GRAMMAR TIP: 10 Grammar Mistakes You Should Avoid

Studying grammar can sometimes be overwhelming, but it’s always helpful to start with the basics.

 

Mistake 1: Using “whom” as a subject.

 

WRONG: Fire personnel radioed deputies to stop the driver, whom, according to reports, appeared to have                  been under the influence.

 

RIGHT: Fire personnel radioed deputies to stop the driver, who, according to reports, appeared to have been              under the influence.

 

In this sentence, the pronoun (the driver) is the subject of the verb “appeared” and therefore requires the subject form “who”. The object form of “who” is “whom”, which functions as the object of a verb or as the object of a preposition.

Mistake 2: Unnecessary use of “would” in a wish about the past.

 

WRONG: Ten Things I Wish I Would Have Known When I Was 20.

 

RIGHT: Ten Things I Wish I Had Known When I Was 20.

 

The opportunity for knowing the ten things existed in the past, but exists no longer. The tense required is the past perfect (had + past participle).

Mistake 3: Dangling modifier.

 

WRONG: At the age of 4, Gia’s family moved from Oakland, California to Modesto.

 

RIGHT: At the age of 4, Gia moved with her family from Oakland, California to Modesto.

 

Modifiers should be positioned as closely as possible to the element they modify. The modifying phrase “At the age of 4” modifies “Gia,” not “Gia’s family.”

Mistake 4: Subject-Verb disagreement with delayed subject.

 

WRONG: There goes Michelle and D’Andre on their way to the movies.

 

RIGHT: There go Michelle and D’Andre on their way to the movies.

 

Subjects and verbs must agree in number. When a sentence begins with “here” or “there”, the true subject of the sentence follows the verb. “Michelle and D’Andre” is a plural subject, so the verb “go” must also be plural: “Michelle and D’Andre go.”

Mistake 5: Incorrect use of object pronouns.

 

WRONG: Me and my sisters all have college degrees in business.

 

RIGHT: My sisters and I all have college degrees in business.

 

“Me” is an object. In this example, it is incorrectly used as the subject of the verb “have”. Other object forms often used incorrectly are “him”, “her”, “them”, “whom”, and “us”.

Mistake 6: Incorrect use of subject pronouns.

 

WRONG: The owner was very kind to my husband and I as we toured the grounds.

 

RIGHT: The owner was very kind to my husband and me as we toured the grounds.

 

“I” is a subject pronoun. It is correctly used as the subject of a verb. Its object form is “me”, which is used as the object of a verb or, as in this example, the object of a preposition (to).

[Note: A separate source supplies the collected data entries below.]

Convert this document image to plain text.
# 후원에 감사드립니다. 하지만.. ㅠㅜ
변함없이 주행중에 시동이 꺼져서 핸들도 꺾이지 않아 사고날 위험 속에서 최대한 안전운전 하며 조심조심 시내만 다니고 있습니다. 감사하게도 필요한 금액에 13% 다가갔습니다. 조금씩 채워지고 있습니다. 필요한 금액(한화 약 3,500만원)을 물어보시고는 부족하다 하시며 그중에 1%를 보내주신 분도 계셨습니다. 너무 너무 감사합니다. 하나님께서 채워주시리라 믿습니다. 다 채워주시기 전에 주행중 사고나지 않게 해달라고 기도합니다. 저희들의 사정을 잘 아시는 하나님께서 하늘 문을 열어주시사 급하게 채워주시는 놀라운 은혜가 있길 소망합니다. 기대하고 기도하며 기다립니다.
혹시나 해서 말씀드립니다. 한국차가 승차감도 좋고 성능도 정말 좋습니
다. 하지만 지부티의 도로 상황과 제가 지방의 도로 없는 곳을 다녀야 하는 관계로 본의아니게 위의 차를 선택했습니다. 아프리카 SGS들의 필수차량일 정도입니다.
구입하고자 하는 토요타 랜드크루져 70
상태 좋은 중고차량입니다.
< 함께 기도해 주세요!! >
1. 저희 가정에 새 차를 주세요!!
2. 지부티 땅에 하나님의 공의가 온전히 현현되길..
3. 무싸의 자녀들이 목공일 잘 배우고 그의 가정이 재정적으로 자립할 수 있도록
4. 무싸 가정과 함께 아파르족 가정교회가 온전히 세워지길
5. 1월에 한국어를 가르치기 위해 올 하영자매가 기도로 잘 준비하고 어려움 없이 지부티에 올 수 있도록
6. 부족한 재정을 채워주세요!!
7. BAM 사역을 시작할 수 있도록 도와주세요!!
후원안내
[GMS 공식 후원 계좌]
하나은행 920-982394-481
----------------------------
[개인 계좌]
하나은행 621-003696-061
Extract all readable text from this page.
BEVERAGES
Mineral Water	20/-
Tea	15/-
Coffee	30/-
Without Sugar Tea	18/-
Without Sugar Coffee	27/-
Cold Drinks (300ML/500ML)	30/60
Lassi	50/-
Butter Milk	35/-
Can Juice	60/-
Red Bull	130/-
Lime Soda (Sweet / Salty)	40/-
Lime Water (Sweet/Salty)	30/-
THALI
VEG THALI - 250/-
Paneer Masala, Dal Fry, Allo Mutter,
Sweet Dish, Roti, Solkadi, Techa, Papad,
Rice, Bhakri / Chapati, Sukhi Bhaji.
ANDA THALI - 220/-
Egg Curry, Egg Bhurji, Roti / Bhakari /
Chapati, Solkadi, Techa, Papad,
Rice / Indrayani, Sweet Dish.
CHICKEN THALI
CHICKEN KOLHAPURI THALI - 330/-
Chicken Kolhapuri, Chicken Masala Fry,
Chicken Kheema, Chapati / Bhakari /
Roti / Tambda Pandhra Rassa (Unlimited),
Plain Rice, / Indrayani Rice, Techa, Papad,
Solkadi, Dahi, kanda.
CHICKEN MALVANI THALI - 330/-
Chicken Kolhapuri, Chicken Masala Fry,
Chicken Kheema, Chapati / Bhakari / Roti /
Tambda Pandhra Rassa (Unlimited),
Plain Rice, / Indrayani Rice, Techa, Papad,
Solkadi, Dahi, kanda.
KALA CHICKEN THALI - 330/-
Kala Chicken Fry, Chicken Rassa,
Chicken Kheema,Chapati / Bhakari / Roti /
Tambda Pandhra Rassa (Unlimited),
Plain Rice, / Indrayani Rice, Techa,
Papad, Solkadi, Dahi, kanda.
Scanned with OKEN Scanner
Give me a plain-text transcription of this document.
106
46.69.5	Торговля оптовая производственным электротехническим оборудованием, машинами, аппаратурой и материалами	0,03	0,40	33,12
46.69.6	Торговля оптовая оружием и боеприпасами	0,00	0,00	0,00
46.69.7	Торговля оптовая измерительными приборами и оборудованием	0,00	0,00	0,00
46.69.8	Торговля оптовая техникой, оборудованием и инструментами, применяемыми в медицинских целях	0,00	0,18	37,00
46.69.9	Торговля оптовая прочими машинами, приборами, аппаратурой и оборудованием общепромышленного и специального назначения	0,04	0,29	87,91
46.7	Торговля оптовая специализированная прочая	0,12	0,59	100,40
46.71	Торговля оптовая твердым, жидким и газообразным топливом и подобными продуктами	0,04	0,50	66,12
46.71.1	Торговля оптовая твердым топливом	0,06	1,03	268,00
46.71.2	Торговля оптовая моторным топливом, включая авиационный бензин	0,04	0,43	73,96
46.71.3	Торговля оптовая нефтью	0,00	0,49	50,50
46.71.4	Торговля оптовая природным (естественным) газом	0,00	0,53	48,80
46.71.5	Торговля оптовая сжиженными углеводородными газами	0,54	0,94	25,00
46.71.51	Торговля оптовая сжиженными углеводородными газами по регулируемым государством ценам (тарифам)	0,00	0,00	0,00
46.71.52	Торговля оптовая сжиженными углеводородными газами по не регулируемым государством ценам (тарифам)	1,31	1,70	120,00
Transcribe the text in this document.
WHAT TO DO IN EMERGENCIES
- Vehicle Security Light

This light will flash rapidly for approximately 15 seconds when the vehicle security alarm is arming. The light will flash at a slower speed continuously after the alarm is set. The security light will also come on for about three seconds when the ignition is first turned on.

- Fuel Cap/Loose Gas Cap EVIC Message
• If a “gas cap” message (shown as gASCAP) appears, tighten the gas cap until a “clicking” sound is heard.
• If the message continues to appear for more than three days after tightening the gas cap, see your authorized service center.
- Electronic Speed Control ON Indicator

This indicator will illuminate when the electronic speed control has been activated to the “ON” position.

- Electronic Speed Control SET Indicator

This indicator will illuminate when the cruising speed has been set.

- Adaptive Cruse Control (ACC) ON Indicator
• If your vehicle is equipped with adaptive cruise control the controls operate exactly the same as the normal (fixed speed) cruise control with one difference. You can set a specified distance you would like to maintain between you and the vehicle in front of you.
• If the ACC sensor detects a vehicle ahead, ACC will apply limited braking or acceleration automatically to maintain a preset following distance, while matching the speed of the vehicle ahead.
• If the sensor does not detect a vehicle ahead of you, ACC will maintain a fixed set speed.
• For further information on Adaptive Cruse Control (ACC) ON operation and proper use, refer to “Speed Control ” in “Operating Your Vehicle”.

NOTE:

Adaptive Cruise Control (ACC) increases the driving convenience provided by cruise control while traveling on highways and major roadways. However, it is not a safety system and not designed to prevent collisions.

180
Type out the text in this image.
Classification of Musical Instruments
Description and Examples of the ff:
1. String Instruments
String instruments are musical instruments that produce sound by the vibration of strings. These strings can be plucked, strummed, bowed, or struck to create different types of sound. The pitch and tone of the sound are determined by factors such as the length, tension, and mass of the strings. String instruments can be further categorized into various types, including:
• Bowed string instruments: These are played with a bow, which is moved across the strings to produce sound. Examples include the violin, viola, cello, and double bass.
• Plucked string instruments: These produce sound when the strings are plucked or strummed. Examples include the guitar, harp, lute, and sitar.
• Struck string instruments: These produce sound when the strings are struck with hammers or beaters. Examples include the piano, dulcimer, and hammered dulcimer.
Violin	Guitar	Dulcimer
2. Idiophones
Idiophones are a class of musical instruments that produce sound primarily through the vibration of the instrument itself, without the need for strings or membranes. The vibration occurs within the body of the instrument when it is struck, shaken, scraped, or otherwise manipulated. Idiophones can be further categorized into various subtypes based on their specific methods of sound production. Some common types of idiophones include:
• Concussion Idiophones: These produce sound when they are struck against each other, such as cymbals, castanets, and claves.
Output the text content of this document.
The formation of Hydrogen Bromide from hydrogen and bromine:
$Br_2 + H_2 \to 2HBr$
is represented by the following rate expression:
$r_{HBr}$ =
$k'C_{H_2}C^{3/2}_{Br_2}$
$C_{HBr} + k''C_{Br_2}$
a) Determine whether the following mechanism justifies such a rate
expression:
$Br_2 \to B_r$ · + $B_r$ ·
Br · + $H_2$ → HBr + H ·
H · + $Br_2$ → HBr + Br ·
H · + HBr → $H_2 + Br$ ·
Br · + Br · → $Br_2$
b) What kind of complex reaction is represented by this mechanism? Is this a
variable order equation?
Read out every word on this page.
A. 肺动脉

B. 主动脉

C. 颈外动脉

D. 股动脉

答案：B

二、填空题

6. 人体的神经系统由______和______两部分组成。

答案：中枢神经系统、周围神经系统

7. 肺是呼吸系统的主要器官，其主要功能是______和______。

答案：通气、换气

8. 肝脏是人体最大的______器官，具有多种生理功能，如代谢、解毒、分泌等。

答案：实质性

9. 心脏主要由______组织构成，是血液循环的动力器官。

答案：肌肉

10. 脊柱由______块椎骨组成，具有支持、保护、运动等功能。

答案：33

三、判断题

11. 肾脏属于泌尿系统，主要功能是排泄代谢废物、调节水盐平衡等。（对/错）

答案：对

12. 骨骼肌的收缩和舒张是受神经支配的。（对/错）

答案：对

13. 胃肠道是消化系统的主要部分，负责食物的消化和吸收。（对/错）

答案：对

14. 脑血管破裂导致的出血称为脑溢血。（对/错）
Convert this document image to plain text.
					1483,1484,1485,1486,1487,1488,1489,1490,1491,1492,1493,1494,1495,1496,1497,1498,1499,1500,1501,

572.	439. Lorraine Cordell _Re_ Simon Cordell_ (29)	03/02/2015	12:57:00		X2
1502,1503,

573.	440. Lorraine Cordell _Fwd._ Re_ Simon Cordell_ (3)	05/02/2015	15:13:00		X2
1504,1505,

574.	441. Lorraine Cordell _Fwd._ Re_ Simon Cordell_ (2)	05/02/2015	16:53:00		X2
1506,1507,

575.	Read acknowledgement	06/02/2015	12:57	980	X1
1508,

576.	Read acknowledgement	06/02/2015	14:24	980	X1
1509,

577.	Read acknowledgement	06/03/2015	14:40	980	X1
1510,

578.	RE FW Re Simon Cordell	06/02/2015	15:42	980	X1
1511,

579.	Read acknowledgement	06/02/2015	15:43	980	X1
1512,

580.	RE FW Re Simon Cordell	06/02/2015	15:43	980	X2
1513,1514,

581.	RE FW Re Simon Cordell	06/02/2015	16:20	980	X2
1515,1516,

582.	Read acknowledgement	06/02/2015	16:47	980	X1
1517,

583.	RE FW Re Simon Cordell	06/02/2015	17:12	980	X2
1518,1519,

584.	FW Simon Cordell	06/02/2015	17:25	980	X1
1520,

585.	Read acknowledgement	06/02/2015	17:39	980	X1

Mistake 7: Inappropriate use of reflexive pronoun forms.

 

WRONG: Nexxus and myself built this company from the ground up.

 

RIGHT: Nexxus and I built this company from the ground up.

 

A pronoun that ends in -self or -selves is called a reflexive pronoun. This type of pronoun refers to a noun or personal pronoun that occurs elsewhere in the sentence. For example, “He cut himself shaving.” In this example, “himself” refers to the same person as the one meant by “He”.

Mistake 8: Incorrect use of “did” instead of “had” in certain (if clauses).

 

One use of the conjunction “if” is to introduce a clause that states an action that would have changed an outcome. For example, “If I hadn’t missed my plane, I would be in Vegas by now.”

Mistake 9: Incorrect irregular verb forms.

 

Most English verbs form the past and past participle by adding -ed to the base form.

 

Example:

 

Walk, walked, (has) walked.

Believe, believed, (has) believed.

Jump, jumped, (has) jumped.

 

However, a few high-frequency verbs have irregular past forms.

 

Example:

 

Run, ran, (has) run.

Go, went, (has) gone.

Come, came, (has) come.

 

Here are common errors:

 

WRONG: Shai loves to read, has ran for office, and has an articulate way of telling it like it is.

 

RIGHT: Shai loves to read, has run for office, and has an articulate way of telling it like it is.

Mistake 10: Omitting “that” when it is needed after “say”.

 

When there is no intervening conjunction, “that’ may be omitted after the verb “say”.

 

Example: The witness said she overheard the defendant threaten to burn the man’s house down.

 

However, if a conjunction such as “after”, “although”, “because”, “before”, “in addition to”, “until”, or “while” intervenes between the verb “say” and its object, “that” is needed to avoid ambiguity.

 

WRONG: Cyn said after she stopped recording, she watched for a few more minutes but never saw anyone                  perform CPR.

 

RIGHT: Cyn said that after she stopped recording, she watched for a few more minutes but never saw                      anyone perform CPR.